9 私と茂兄と先生それぞれの関係
さっきの続きです
「そえばーさ、何で私、精油の作り方知ってたの?」なんて軽く聞いてみる。
「え、桃覚えてねぇの?」
と茂兄はちらりと先生を見る。
先生は「…みたいなんだよねー」と困った様に笑う。
「そうそう、先生と私って会ったことないですよね?私のこと茂兄から聞いてたとか?」
「まぁ、桃ちゃんもあの時小さかったからねー…3回。

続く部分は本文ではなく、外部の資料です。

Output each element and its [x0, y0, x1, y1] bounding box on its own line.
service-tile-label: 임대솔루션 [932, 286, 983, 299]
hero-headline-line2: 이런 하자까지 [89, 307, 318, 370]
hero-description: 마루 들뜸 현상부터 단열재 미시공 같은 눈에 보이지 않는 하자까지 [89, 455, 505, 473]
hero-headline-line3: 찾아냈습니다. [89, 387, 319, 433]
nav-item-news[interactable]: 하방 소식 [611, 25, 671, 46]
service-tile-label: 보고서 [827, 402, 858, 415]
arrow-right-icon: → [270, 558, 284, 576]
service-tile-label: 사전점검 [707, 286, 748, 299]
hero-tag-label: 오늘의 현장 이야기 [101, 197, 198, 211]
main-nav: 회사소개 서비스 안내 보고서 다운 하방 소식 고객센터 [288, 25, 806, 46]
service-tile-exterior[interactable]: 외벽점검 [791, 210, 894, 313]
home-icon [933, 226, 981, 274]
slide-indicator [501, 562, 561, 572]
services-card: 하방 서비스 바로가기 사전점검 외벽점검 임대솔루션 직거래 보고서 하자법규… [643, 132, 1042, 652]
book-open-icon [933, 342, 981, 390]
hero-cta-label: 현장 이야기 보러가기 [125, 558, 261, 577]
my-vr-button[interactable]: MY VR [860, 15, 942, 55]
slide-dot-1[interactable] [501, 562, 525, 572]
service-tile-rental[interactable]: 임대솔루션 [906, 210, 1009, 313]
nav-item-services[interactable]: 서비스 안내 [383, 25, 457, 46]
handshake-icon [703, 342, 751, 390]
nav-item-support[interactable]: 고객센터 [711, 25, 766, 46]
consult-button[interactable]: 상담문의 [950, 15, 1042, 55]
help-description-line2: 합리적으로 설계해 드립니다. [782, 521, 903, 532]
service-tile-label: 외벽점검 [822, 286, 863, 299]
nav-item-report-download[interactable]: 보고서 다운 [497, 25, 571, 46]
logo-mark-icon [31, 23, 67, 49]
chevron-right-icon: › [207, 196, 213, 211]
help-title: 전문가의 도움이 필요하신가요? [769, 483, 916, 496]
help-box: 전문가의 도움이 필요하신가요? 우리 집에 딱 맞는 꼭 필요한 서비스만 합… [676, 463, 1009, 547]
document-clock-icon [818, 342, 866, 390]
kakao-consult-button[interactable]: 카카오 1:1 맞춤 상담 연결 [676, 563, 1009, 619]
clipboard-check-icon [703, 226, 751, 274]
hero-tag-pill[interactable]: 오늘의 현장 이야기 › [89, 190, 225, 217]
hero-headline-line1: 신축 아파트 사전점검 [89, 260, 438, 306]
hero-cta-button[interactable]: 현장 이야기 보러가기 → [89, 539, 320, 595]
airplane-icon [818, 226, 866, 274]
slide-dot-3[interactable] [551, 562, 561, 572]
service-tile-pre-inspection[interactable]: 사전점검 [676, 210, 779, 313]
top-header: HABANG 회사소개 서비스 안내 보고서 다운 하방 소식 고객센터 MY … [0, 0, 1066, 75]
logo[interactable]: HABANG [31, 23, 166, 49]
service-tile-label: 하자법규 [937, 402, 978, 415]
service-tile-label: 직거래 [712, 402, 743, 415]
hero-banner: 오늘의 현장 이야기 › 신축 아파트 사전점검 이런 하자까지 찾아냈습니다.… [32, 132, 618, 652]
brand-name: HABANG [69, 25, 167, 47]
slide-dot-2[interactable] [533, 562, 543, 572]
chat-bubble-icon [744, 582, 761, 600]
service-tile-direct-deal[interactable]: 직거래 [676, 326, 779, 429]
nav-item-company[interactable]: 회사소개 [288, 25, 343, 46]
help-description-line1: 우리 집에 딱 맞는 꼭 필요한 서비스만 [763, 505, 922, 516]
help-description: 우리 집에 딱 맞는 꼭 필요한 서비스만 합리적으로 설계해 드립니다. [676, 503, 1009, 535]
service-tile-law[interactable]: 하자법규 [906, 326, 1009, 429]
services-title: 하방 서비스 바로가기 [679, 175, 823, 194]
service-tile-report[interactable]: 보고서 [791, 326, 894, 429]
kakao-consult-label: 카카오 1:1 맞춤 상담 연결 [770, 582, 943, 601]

会ったことあるよ」
え?
「そういえば、あの時も精油作ってたんじゃね?」
「えーーー、茂も忘れてたの?
あの時を再現しようと思って精油を作ってたのに!」
なんだよーと先生はいじける。
「ちょ、ちょっと待って!
茂兄と先生は大学の先輩後輩関係なんでしょ⁈なら、どうして私と会ってるの?」
「えー、だって僕が茂を同じ大学に誘ったんだよ?ね。」
茂兄はこくりと頷く。
「元々は、サッカー部の先輩だったんだよ。ほら、桃も俺の応援に来てくれてただろ?」
……サッカー部。
もちろん覚えてる。私はよく茂兄のサッカーの試合にはお弁当を持っていって張り切っていた。
まさか、そこにいるとは思わなかった……攻略対象キャラが。
どうやら、話は無事に進行してしまっているようだ。でもまぁ、見てる限り今回も恋愛に発展することはないだろう。
「雨天でサッカーの試合な中止になっちゃったことがあったんだよね、その時にじゃあ精油でも作ろうかーってなったんだよ。」
じゃあ、で精油作りってどうゆうことだよ…その間に何があった?
「まぁ、そこはおいておいて。
そろそろ帰ろうか。もう日が暮れてきてる。ついでに茂も送るよ?」
「それじゃ、お言葉に甘えて。
桃、帰る準備があるだろ?ここで待ってるから行ってこい。」
「うん。すぐに戻るね!」
……しまった流された⁈
茂兄を使うなんて卑怯な!
先生は、先に車へ向かったようなので茂兄と一緒に校庭を歩く。
花が沢山咲いている中で2人でお散歩…デートみたい!
花を見ながら「んー、やっぱりなぁー」と茂兄は苦々しく呟く。
「どうしたの?」
「んー、やっぱりこういう風に花を見ても授業でよく使ってるから…なんか落ち着かない……」
……それは何かしょぼん。こんなに綺麗に咲いてるのに…
「あ、いや花も授業も嫌いなわけでもないし……えーと、植物にも食べれるやつあるだろ?あれは、うん好きだぞ」
……私、茂兄の正直なところも好きだよ……でもデート気分は私だけか……はぁ。